Rocky road to happiness
In fact, Jo did eventually marry again, happily, and now says she feels blessed, with a daughter and grand-daughter whom she adores. But the road to contentment has been a rocky one. In her teens, Jo was groomed by an older man, but she tells that story without excessive remorse or soul-searching. It was a mistake, she got over it.
Then she became friendly with a moderately famous pop star with whom she shared adventures in Los Angeles, Beverly Hills, and Gstaad, “with him footing much of the bill. He was never anything but a proper gentleman and we were all just good mates.” And eventually – after training as a nursery nurse and making a successful career looking after other people’s children – she became a single-parent mother herself.

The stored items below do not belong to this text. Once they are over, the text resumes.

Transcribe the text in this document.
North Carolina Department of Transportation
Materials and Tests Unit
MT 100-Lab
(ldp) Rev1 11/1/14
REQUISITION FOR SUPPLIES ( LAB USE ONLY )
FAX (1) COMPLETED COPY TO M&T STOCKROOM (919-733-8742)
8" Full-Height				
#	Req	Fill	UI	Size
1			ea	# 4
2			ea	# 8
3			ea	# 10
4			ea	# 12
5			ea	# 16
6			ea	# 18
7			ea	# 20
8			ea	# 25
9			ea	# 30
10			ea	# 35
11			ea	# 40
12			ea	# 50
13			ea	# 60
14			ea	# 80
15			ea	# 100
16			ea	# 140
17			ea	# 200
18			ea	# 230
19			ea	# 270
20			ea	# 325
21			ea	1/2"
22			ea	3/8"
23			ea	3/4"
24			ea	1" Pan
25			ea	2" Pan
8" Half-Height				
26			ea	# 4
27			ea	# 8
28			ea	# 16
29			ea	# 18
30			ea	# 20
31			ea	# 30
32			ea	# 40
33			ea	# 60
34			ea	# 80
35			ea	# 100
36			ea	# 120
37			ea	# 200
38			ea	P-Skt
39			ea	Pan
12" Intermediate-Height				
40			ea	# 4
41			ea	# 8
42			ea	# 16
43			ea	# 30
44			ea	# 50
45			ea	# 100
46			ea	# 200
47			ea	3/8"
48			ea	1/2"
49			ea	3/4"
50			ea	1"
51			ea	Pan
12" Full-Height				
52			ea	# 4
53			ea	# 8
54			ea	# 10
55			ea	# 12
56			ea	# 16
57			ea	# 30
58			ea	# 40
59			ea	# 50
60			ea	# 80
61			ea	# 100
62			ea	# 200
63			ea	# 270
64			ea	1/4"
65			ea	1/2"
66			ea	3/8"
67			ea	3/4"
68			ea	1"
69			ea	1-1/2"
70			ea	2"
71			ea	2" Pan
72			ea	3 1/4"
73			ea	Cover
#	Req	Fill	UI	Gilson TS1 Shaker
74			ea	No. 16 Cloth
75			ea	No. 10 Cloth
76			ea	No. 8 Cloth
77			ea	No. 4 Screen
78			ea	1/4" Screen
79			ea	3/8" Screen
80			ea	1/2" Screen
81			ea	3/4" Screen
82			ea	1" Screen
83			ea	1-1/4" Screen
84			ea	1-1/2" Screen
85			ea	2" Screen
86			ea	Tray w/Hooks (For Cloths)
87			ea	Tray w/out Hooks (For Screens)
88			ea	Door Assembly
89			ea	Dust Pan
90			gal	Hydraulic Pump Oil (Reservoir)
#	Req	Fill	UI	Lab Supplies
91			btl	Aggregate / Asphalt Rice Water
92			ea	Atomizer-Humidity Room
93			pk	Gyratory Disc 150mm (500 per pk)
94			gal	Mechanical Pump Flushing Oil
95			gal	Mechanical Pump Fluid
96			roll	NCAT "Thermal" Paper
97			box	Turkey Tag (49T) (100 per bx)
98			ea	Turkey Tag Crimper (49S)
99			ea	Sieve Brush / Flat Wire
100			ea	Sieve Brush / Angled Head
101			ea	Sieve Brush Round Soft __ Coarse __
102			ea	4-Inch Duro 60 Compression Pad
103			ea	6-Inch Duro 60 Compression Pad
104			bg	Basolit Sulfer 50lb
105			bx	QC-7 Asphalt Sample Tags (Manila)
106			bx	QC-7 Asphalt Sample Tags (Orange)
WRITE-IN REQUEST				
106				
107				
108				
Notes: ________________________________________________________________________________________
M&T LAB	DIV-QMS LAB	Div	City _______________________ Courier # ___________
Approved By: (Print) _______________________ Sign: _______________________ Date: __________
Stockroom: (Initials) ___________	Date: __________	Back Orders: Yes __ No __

But dismiss any notions of a tough cookie determined to battle through life. As a child and into her early teens, Jo had wept every night, in spite of her adoption by a kindly vicar and his family. Half-Malaysian, she found herself with five brothers and sisters, along with another adopted child, half-Japanese Ziggy. “It made me feel very different to the others because of my background. It was as if I had an empty well inside of me that constantly needed filling with reassurance.”
Searching for her mother
The family were kind and loving and supportive but Jo always felt different, separate, and in time it was natural that she wanted to track down her birth mother. Though not until after she was happily married, and after the tragic death of Ziggy. “That’s when I needed to do it, and that’s where Coram helped,” Jo told me.

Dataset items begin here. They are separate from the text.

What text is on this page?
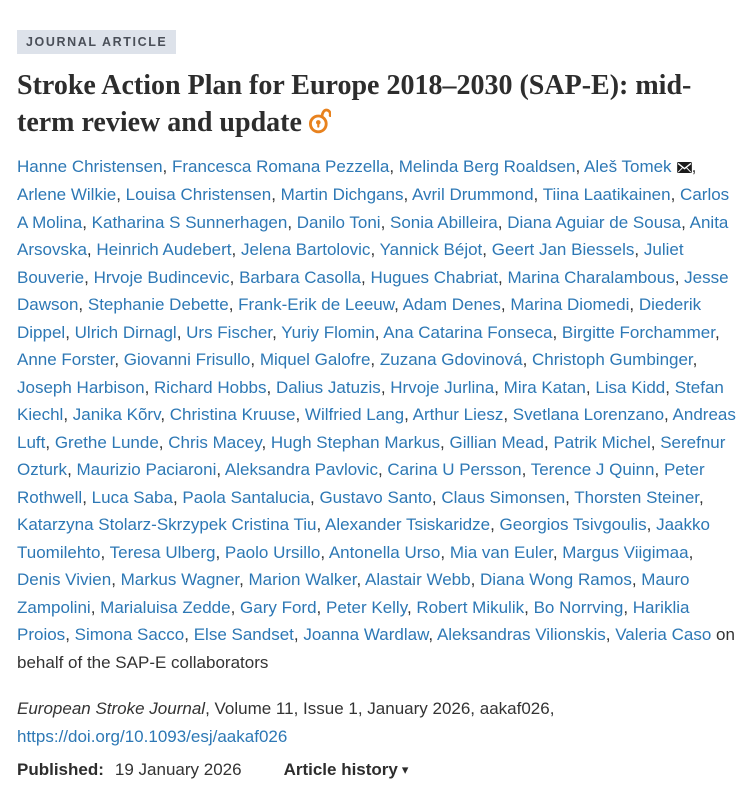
JOURNAL ARTICLE
Stroke Action Plan for Europe 2018–2030 (SAP-E): mid-term review and update

Hanne Christensen, Francesca Romana Pezzella, Melinda Berg Roaldsen, Aleš Tomek , Arlene Wilkie, Louisa Christensen, Martin Dichgans, Avril Drummond, Tiina Laatikainen, Carlos A Molina, Katharina S Sunnerhagen, Danilo Toni, Sonia Abilleira, Diana Aguiar de Sousa, Anita Arsovska, Heinrich Audebert, Jelena Bartolovic, Yannick Béjot, Geert Jan Biessels, Juliet Bouverie, Hrvoje Budincevic, Barbara Casolla, Hugues Chabriat, Marina Charalambous, Jesse Dawson, Stephanie Debette, Frank-Erik de Leeuw, Adam Denes, Marina Diomedi, Diederik Dippel, Ulrich Dirnagl, Urs Fischer, Yuriy Flomin, Ana Catarina Fonseca, Birgitte Forchammer, Anne Forster, Giovanni Frisullo, Miquel Galofre, Zuzana Gdovinová, Christoph Gumbinger, Joseph Harbison, Richard Hobbs, Dalius Jatuzis, Hrvoje Jurlina, Mira Katan, Lisa Kidd, Stefan Kiechl, Janika Kõrv, Christina Kruuse, Wilfried Lang, Arthur Liesz, Svetlana Lorenzano, Andreas Luft, Grethe Lunde, Chris Macey, Hugh Stephan Markus, Gillian Mead, Patrik Michel, Serefnur Ozturk, Maurizio Paciaroni, Aleksandra Pavlovic, Carina U Persson, Terence J Quinn, Peter Rothwell, Luca Saba, Paola Santalucia, Gustavo Santo, Claus Simonsen, Thorsten Steiner, Katarzyna Stolarz-Skrzypek Cristina Tiu, Alexander Tsiskaridze, Georgios Tsivgoulis, Jaakko Tuomilehto, Teresa Ulberg, Paolo Ursillo, Antonella Urso, Mia van Euler, Margus Viigimaa, Denis Vivien, Markus Wagner, Marion Walker, Alastair Webb, Diana Wong Ramos, Mauro Zampolini, Marialuisa Zedde, Gary Ford, Peter Kelly, Robert Mikulik, Bo Norrving, Hariklia Proios, Simona Sacco, Else Sandset, Joanna Wardlaw, Aleksandras Vilionskis, Valeria Caso on behalf of the SAP-E collaborators

European Stroke Journal, Volume 11, Issue 1, January 2026, aakaf026, https://doi.org/10.1093/esj/aakaf026

Published: 19 January 2026 Article history ▾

We were chatting after her guest appearance at the Bowness book club, at the Burn How Hotel, a book-club that regularly invites writers to talk about their craft. Recent visitors have included a romantic novelist, a poet, an adventurer, and the top crime writer Martin Edwards. Jo talked about her search, just as complex and painful as the details of her early life, but all told without anguish or hand-wringing. Confident and articulate, she’s the epitome of life-affirming positivity, even though, once again, there was no fairytale ending to the search for her mother.

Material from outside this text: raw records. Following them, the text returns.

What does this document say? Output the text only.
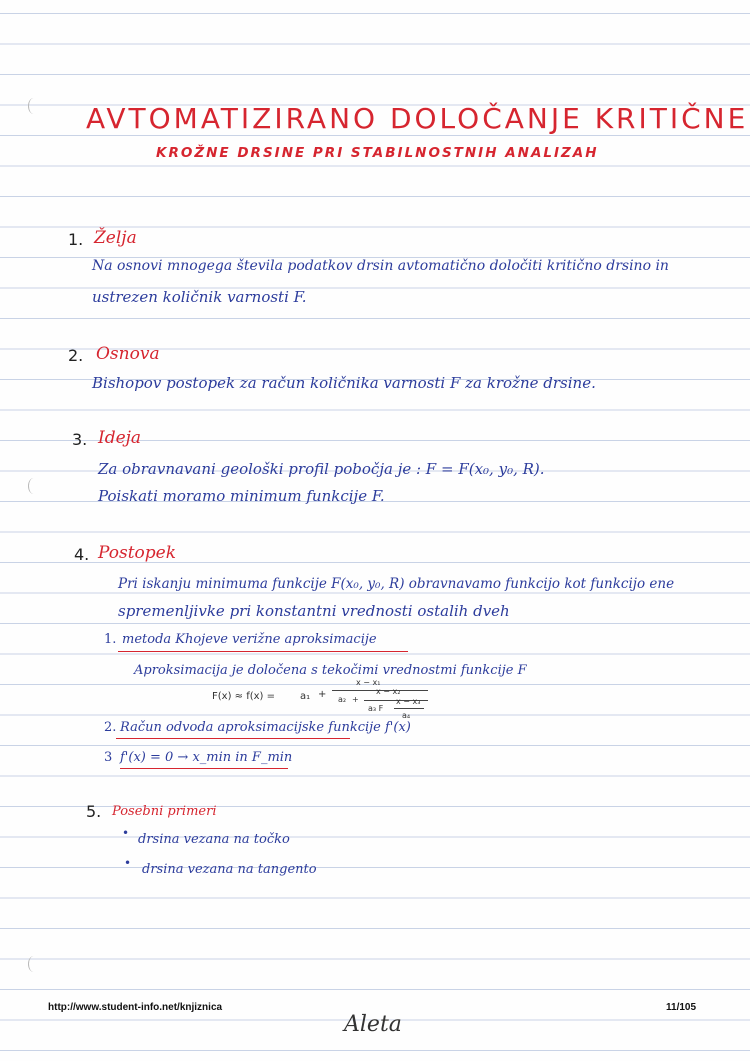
AVTOMATIZIRANO DOLOČANJE KRITIČNE
KROŽNE DRSINE PRI STABILNOSTNIH ANALIZAH
1. Želja
Na osnovi mnogega števila podatkov drsin avtomatično določiti kritično drsino in
ustrezen količnik varnosti F.
2. Osnova
Bishopov postopek za račun količnika varnosti F za krožne drsine.
3. Ideja
Za obravnavani geološki profil pobočja je : F = F(x₀, y₀, R).
Poiskati moramo minimum funkcije F.
4. Postopek
Pri iskanju minimuma funkcije F(x₀, y₀, R) obravnavamo funkcijo kot funkcijo ene
spremenljivke pri konstantni vrednosti ostalih dveh
1. metoda Khojeve verižne aproksimacije
Aproksimacija je določena s tekočimi vrednostmi funkcije F
F(x) ≈ f(x) = a₁ +
x − x₁
a₂ +
x − x₂
a₃ F
x − x₃
a₄
2. Račun odvoda aproksimacijske funkcije f'(x)
3 f'(x) = 0 → x_min in F_min
5. Posebni primeri
• drsina vezana na točko
• drsina vezana na tangento
http://www.student-info.net/knjiznica	11/105
Aleta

Just as interesting was her account of how and why she felt the need to write about her experience. It began, she says, during the Covid lockdown:
“I think that period fostered a lot of soul searching among many people. I used to sit on a big swing in the garden, thinking, just as I had done when I was a child. It was like a message or a calling, a spiritual experience. How could I use what I had gone through to help others?”
Government apology demanded
A further trigger was when the news broke about the many thousands of other enforced adoptions, and an ongoing campaign to put pressure on the UK Government to issue a formal apology following the lead of the Scottish and Welsh parliaments apologising earlier this year… and the Australian Government ten years ago.
This was when Jo started to hear, regularly, the expression: “It’s like a piece of me is missing.” “How many times have I said that very phrase throughout my life?” she said. She also tried to trace her birth father whose name she had tracked down with the help of Coram. “When my husband was on a business trip to Asia, I accompanied him specifically so that I could go back to my roots and visit Malaysia where half of me originates from. It proved to be a very poignant adventure, and I felt a strong sense of connection there.”
She failed there, so far, but Jo says that’s not the end of her story. “If I’ve learned anything it’s that you should never give up hope about who’s out there and whether they’ll ever turn up to complete the family puzzle. To anyone who’s been adopted I would advise: always, always carry hope.”
Now she wants to use her own experience to help others. She’s talking to a local adoption agency about potentially working with them: “I want to be able to make use of this story to reach out to others. I’d like to work with children who have been adopted and maybe give them some hope.”
The Girl In the Purple Dress by Jo Horsley – 25% of the profits from the sales go to the charity, Coram.